Следовало, очень следовало подумать и о другом, но это были неприятные мысли, и ей теперь не хотелось об этом думать. "Нет, потом, позднее…" Стала смотреть в окно: надо изучать Европу. Она никогда за границей не была; никаких ценных наблюдений до сих пор не сделала. "Что-то, кажется, приходило в голову там, на вокзале, что не стыдно будет сказать при умных людях. Не помню, надо бы записывать… Если правду говорить, такой уж разницы нет: и люди такие же, только одеты все гораздо лучше, мальчики, девушки. Там, на станции, это, конечно, были влюбленные… – Она вздохнула. – Ну, вокзалы у них другие, буфеты. У них это в провинции, как у нас в столице. Посмотрим еще Берлин… У нас все лучшее, разумеется…" – За окном стало падать что-то грязно-серое, пристававшее к стеклу и тотчас таявшее. Она засмеялась: "Хорош снег!.." И сразу ей стало весело, нет, конечно, все лучшее в России. "Это у них называется мороз, зима! – Ей радостно вспомнились недавно попавшиеся в книге, сразу запомнившиеся и понравившиеся стихи: "Полно! Что зима отнимет, – Все отдаст тебе весна!.." – Да, все отдаст, и работа будет, и жизнь будет, всем будет хорошо, и мне будет отлично…"
Раскрыла книгу – воспоминания известного артиста. Царь Николай II умолял поссорившегося с ним Далматова вернуться на императорскую сцену. "Вася, – говорил мне государь, – вернись на мою сцену! Все у меня есть: гвардия, кавалерия, артиллерия, армия, флот, а тебя нет. Возвращайся же!" "Нет!.. – говорю, – Ваше Величество! Обида горькая, не могу вас простить!" Далматов стоял, гордо подняв свою красивую голову…" "Как хорошо! – подумала Надежда Ивановна: "гордо подняв свою красивую голову". Вот бы и мне стать артисткой и так стоять. Но царей больше нет. А может быть, он тут и приврал…" Рассеянно перелистывала книгу то к концу, то к началу. "В 1910 году меня особенно потрясли два события: уход из Ясной Поляны Л. Толстого и смерть "света моего" – Веры Федоровны Комиссаржевской в далеком Ташкенте. Масса вечеров, концертов и заседаний посвящено было двум этим грустным событиям…" "Ах, если б прожить, как Комиссаржевская", – с завистью подумала Надежда Ивановна и вернулась к уже прочитанным вчера страницам. "Это письмо есть в некотором роде аутодафе моего хорошего отношения к вам, – писала артисту Комиссаржевская. – Видите ли, я до боли ищу всегда, везде, во всем прекрасного. Но есть одно свойство человеческое, не порок, а прямо свойство, исключающее всякую возможность присутствия этой искры, понимаете, вполне исключающее, – это пошлость… Что могло бы спасти вас?
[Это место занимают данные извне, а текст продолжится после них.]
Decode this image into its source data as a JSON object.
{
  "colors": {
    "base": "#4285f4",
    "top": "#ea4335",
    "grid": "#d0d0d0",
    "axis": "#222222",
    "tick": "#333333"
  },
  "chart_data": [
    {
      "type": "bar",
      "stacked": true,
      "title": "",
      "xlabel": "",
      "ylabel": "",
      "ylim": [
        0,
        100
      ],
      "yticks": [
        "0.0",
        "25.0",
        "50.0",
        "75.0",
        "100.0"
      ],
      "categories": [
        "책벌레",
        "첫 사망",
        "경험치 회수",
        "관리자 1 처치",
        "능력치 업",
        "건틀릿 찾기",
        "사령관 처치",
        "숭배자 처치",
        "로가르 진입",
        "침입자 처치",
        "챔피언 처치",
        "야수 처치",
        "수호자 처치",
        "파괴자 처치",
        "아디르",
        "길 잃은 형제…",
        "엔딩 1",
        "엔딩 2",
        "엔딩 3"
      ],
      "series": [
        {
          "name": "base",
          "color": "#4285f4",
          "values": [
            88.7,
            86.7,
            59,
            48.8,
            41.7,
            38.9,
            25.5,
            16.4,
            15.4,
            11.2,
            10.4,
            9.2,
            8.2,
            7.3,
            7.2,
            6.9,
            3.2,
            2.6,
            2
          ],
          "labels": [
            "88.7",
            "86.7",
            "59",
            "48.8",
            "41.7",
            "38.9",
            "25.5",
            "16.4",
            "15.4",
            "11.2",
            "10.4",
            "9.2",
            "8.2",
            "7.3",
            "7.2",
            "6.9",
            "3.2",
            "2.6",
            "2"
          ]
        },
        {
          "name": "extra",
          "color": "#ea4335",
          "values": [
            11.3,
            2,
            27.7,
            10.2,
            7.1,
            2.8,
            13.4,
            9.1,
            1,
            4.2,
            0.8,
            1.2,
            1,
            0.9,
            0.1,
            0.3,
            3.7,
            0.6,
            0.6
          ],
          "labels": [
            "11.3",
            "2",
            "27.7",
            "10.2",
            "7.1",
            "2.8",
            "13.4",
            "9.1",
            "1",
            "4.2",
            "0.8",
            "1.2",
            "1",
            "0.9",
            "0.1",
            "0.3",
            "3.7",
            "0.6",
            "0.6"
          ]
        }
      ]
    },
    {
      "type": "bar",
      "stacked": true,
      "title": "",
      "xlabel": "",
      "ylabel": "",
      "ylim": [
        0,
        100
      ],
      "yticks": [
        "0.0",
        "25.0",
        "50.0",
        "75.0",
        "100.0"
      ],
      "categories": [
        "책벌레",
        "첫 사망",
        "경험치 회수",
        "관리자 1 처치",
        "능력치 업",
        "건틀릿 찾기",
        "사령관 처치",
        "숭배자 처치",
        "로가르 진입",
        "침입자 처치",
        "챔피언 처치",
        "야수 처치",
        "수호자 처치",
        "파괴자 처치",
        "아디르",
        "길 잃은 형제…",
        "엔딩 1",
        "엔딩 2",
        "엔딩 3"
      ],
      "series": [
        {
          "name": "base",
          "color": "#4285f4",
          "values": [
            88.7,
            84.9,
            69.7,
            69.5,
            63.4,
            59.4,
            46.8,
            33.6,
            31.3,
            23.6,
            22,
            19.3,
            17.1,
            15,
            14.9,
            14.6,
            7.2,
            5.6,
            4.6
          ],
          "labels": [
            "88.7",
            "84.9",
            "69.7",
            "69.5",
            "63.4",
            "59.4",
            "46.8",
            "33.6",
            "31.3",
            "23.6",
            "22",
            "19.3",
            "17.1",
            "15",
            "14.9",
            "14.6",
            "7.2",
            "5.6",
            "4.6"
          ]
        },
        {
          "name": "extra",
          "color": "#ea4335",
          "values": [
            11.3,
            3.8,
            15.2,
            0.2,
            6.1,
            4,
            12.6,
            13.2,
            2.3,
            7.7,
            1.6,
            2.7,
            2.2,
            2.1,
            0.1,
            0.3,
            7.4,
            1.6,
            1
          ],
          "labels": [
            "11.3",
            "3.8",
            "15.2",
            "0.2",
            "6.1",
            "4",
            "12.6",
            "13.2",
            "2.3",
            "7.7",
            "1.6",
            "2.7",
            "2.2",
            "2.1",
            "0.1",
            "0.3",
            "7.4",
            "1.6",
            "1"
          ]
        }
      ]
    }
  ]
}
Одно, только одно – любовь к искусству. В Парижской галерее изящных искусств есть знаменитая статуя. Она была последним произведением великого художника, который, подобно многим гениальным людям, жил на чердаке, служившем ему и мастерской, и спальней…"
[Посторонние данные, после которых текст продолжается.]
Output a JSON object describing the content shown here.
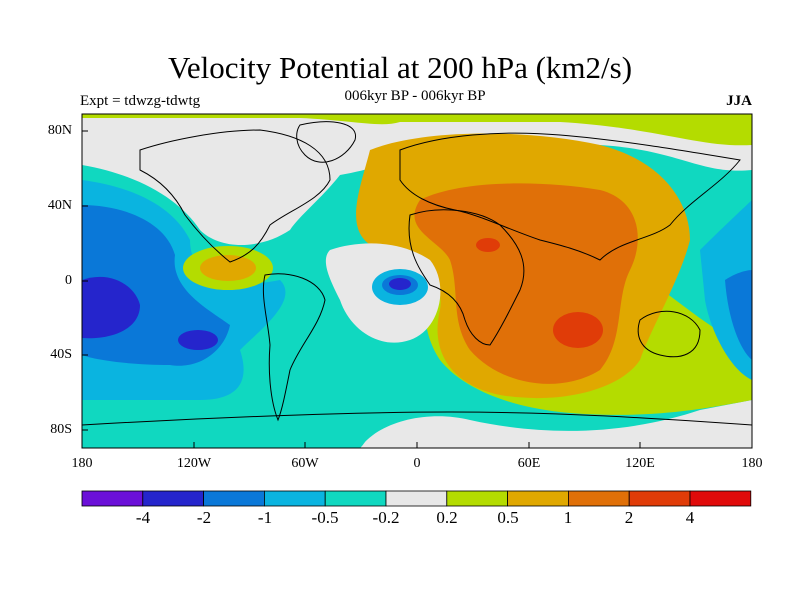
{
  "header": {
    "title": "Velocity Potential at 200 hPa (km2/s)",
    "subtitle": "006kyr BP - 006kyr BP",
    "experiment": "Expt = tdwzg-tdwtg",
    "season": "JJA"
  },
  "axes": {
    "lat_labels": [
      "80N",
      "40N",
      "0",
      "40S",
      "80S"
    ],
    "lon_labels": [
      "180",
      "120W",
      "60W",
      "0",
      "60E",
      "120E",
      "180"
    ]
  },
  "colorbar": {
    "colors": [
      "#6b10d8",
      "#2525cc",
      "#0a78d8",
      "#0ab4e0",
      "#10d8c0",
      "#e8e8e8",
      "#b4dc00",
      "#e0a800",
      "#e07008",
      "#e03c08",
      "#e00a0a"
    ],
    "labels": [
      "-4",
      "-2",
      "-1",
      "-0.5",
      "-0.2",
      "0.2",
      "0.5",
      "1",
      "2",
      "4"
    ]
  }
}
В книге был портрет автора в роли Гамлета: он полулежал в кресле, опустив голову на левую руку, далеко отставив жирную правую ногу в длинном, до колена, чулке. "Какие безумные глаза!" – с восторгом подумала Надежда Ивановна. Был и портрет Комиссаржевской, тоже с безумными глазами. "Разве вы в состоянии пережить то, что пережил этот скульптор? Разве вы ощущаете когда-нибудь что-либо подобное? Разве уносит вас невидимая могучая сила в волшебный мир необъятной фантазии, мир, исполненный поэтичными образами, неуловимыми видениями, освещенными каким-то дивным светом… Во-первых, вы рано вступили в эту ядовитую для молодой души атмосферу, а во-вторых, не было возле вас женщины-друга…" Надежда Ивановна вздохнула. Ее взволновали слова Комиссаржевской; но письма ей не очень нравились, хоть и страшно было критиковать столь гениальную женщину, которую боготворила вся Россия. "Зачем же она ему писала это и разве нельзя было сказать все это не так?.. "Не было возле вас женщины-друга…" А я могу ли быть женщиной-другом? Ну, не при Сашке Павловском, конечно: это просто нахал-мальчишка, и не очень грамотный, и ему просто не надо отвечать на его последнее письмо, – а, например, при этом Дакочи, или Вислиценусе? Говорят, он страшный человек. И в самом деле, в нем чувствуется большая сила. Это так хорошо в мужчине, но отчего же ему пятьдесят пять лет? Отчего я не встретила его раньше?" Опять поползли мысли, которые она на время себе запретила, и опять она прибегла к тому же средству: стихи помогли и на этот раз. "Полно! Что зима отнимет, – Все отдаст тебе весна!.."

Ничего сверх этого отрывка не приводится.